Was würde ich ihn doch alles fragen wollen. Aber sein Gehör lässt nur noch Schreien an sich herantreten. Und wenn er sich mir zuwendet – wo ich weit herabgebeugt ganz nahe an seinem Kopf bin –, verschwindet sein linkes Ohr immer wieder im weißen Kopfkissen. Ja, er bete jeden Morgen, bedankt sich, dass ich für ihn bete. Mit Schrott habe er gehandelt, komme ursprünglich aus der Gegend um Sigmaringen. Sein Dialekt macht sich bemerkbar. Die Arme sind mit Hämatomen bedeckt, er lächelt mich mit seinen 91 Jahren an. Woher ich komme? Aus Vöhringen. Da kenne er Musiker von früher. Spontan fällt mir die Familie Eckstein ein. Er selbst habe keine Musik gemacht. Auf dem Biografie-Blatt seiner Hospiz-Akte steht es: Sinti-Musik mag er. Mit 13 ist er nach Auschwitz gekommen, dort hat er seine zehn Geschwister und die Mutter verloren.

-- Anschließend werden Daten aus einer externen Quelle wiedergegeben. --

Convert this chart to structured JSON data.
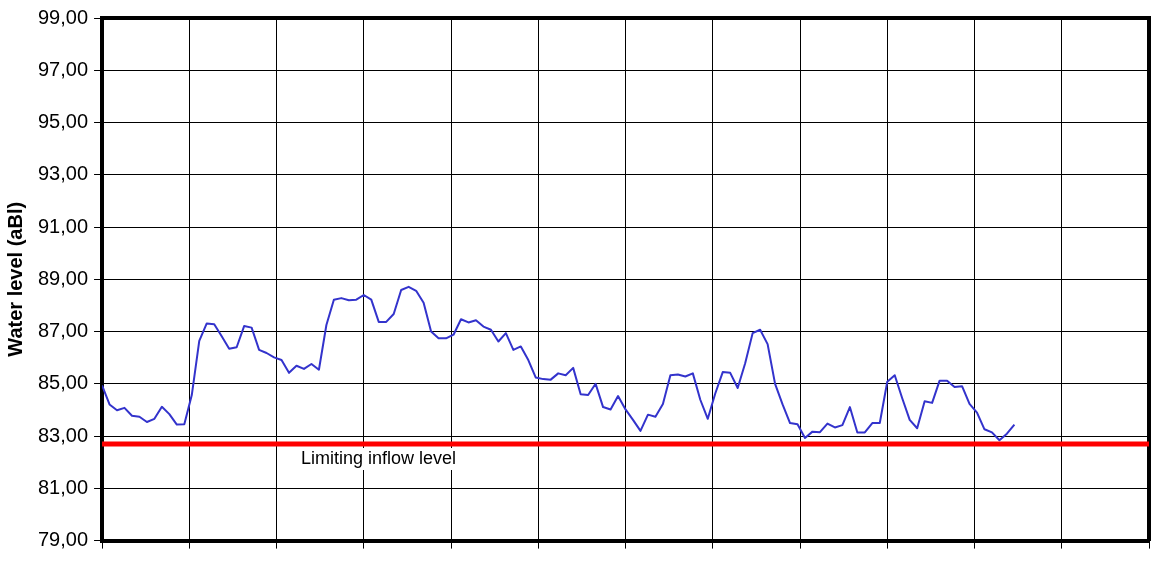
{
  "chart_data": {
    "type": "line",
    "ylabel": "Water level (aBl)",
    "categories": [
      null,
      null,
      null,
      null,
      null,
      null,
      null,
      null,
      null,
      null,
      null,
      null,
      null,
      null,
      null,
      null,
      null,
      null,
      null,
      null,
      null,
      null,
      null,
      null,
      null,
      null,
      null,
      null,
      null,
      null,
      null,
      null,
      null,
      null,
      null,
      null,
      null,
      null,
      null,
      null,
      null,
      null,
      null,
      null,
      null,
      null,
      null,
      null,
      null,
      null,
      null,
      null,
      null,
      null,
      null,
      null,
      null,
      null,
      null,
      null,
      null,
      null,
      null,
      null,
      null,
      null,
      null,
      null,
      null,
      null,
      null,
      null,
      null,
      null,
      null,
      null,
      null,
      null,
      null,
      null,
      null,
      null,
      null,
      null,
      null,
      null,
      null,
      null,
      null,
      null,
      null,
      null,
      null,
      null,
      null,
      null,
      null,
      null,
      null,
      null,
      null,
      null,
      null,
      null,
      null,
      null,
      null,
      null,
      null,
      null,
      null,
      null,
      null,
      null,
      null,
      null,
      null,
      null,
      null,
      null,
      null,
      null,
      null,
      null,
      null,
      null,
      null,
      null,
      null,
      null,
      null,
      null,
      null,
      null,
      null,
      null,
      null,
      null,
      null,
      null,
      null
    ],
    "ylim": [
      79,
      99
    ],
    "yticks": [
      {
        "value": 79,
        "label": "79,00"
      },
      {
        "value": 81,
        "label": "81,00"
      },
      {
        "value": 83,
        "label": "83,00"
      },
      {
        "value": 85,
        "label": "85,00"
      },
      {
        "value": 87,
        "label": "87,00"
      },
      {
        "value": 89,
        "label": "89,00"
      },
      {
        "value": 91,
        "label": "91,00"
      },
      {
        "value": 93,
        "label": "93,00"
      },
      {
        "value": 95,
        "label": "95,00"
      },
      {
        "value": 97,
        "label": "97,00"
      },
      {
        "value": 99,
        "label": "99,00"
      }
    ],
    "grid": true,
    "legend": false,
    "marker": "none",
    "line_style": "solid",
    "series": [
      {
        "color": "#3333cc",
        "values": [
          84.94,
          84.21,
          83.99,
          84.08,
          83.78,
          83.74,
          83.54,
          83.66,
          84.12,
          83.84,
          83.44,
          83.45,
          84.57,
          86.64,
          87.31,
          87.28,
          86.82,
          86.34,
          86.4,
          87.21,
          87.15,
          86.3,
          86.18,
          86.01,
          85.91,
          85.42,
          85.69,
          85.57,
          85.76,
          85.54,
          87.25,
          88.22,
          88.28,
          88.2,
          88.22,
          88.4,
          88.22,
          87.37,
          87.37,
          87.67,
          88.59,
          88.71,
          88.56,
          88.1,
          87.0,
          86.74,
          86.74,
          86.88,
          87.47,
          87.35,
          87.43,
          87.19,
          87.07,
          86.62,
          86.94,
          86.3,
          86.43,
          85.91,
          85.24,
          85.18,
          85.16,
          85.4,
          85.33,
          85.61,
          84.6,
          84.57,
          85.0,
          84.11,
          84.02,
          84.53,
          84.02,
          83.62,
          83.2,
          83.82,
          83.74,
          84.23,
          85.33,
          85.36,
          85.28,
          85.4,
          84.39,
          83.66,
          84.63,
          85.45,
          85.42,
          84.84,
          85.79,
          86.94,
          87.07,
          86.52,
          85.0,
          84.21,
          83.5,
          83.45,
          82.93,
          83.17,
          83.15,
          83.48,
          83.33,
          83.42,
          84.11,
          83.14,
          83.14,
          83.5,
          83.5,
          85.08,
          85.33,
          84.45,
          83.62,
          83.3,
          84.33,
          84.27,
          85.12,
          85.12,
          84.88,
          84.91,
          84.23,
          83.9,
          83.26,
          83.14,
          82.84,
          83.09,
          83.44,
          null,
          null,
          null,
          null,
          null,
          null,
          null,
          null,
          null,
          null,
          null,
          null,
          null,
          null,
          null,
          null,
          null,
          null
        ]
      }
    ],
    "ref_lines": [
      {
        "axis": "y",
        "value": 82.7,
        "label": "Limiting inflow level",
        "color": "#ff0000"
      }
    ]
  }
}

Es finden sich doch noch die Funk-Kopfhörer. Jetzt darf noch einmal Django Reinhardt an sein Ohr treten. Der Lautstärkeregler wird es hoffentlich hergeben.

1 Kommentar

  1. Die Geschichte hat mich für einen Moment gehörlos gemacht für alles, was gerade um mich herum ist. Was für ein Leben, so teuer erkauft! Danke vielmals für’s Teilen.